Apa yang dimaksud dengan enuresis? Bagaimana cara perawatannya?

  Enuresis fungsional adalah suatu kondisi di mana anak-anak tanpa penyakit organik terus mengalami buang air kecil yang tidak disadari dan mengompol saat tidur setelah usia tiga tahun (terutama setelah usia empat hingga lima tahun). Hal ini juga didefinisikan sebagai mengompol yang terus-menerus pada anak di atas usia lima tahun, atau ketika mengompol terjadi lagi saat mereka telah mampu mengendalikan buang air kecil di malam hari.  Enuresis membingungkan dan mencerminkan ketidakdewasaan perkembangan dan tekanan psikologis pada anak. Ada kecenderungan genetik untuk kondisi ini. Anak-anak dengan kondisi ini memiliki perkembangan korteks serebral yang tertunda atau tidur terlalu nyenyak sehingga menghambat pusat kemih tulang belakang dan mengalami kontraksi otot-otot saluran kemih yang tidak terhambat setelah tidur untuk mengeluarkan air seni.
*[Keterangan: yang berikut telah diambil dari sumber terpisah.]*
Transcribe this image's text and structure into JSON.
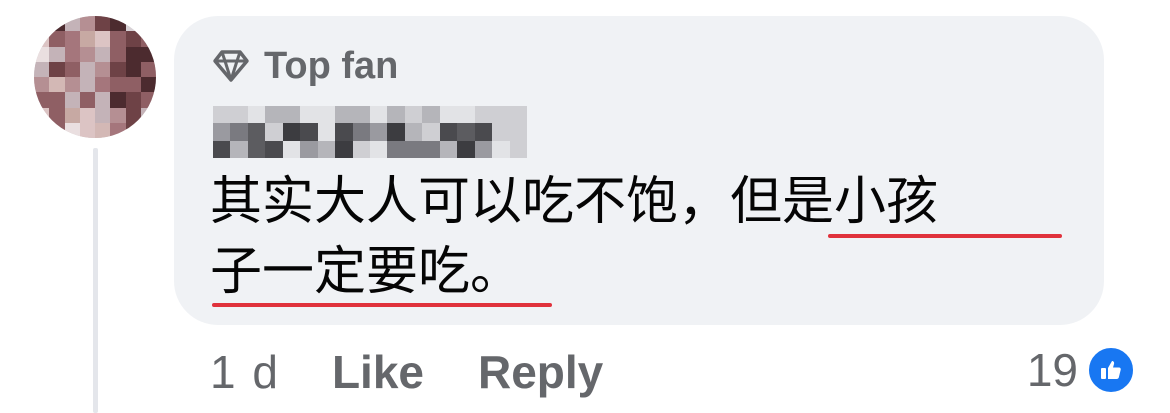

Prognosisnya baik dan sebagian besar anak dapat sembuh secara spontan, tetapi pemeriksaan fisik dan urinalisis diperlukan untuk menyingkirkan infeksi saluran kemih dan penyakit organik (misalnya spina bifida), serta mencegah gangguan psikologis.  Perawatan untuk enuresis meliputi panggilan bangun (pengembangan jam biologis secara bertahap), alarm, obat-obatan dan biofeedback.  Pada kasus enuresis dengan kombinasi patologi organik, pemeriksaan urin dan pengukuran sisa urin disarankan untuk menyingkirkan kandung kemih neurogenik. MRI untuk mengklarifikasi adanya sindrom penambatan tulang belakang, dll.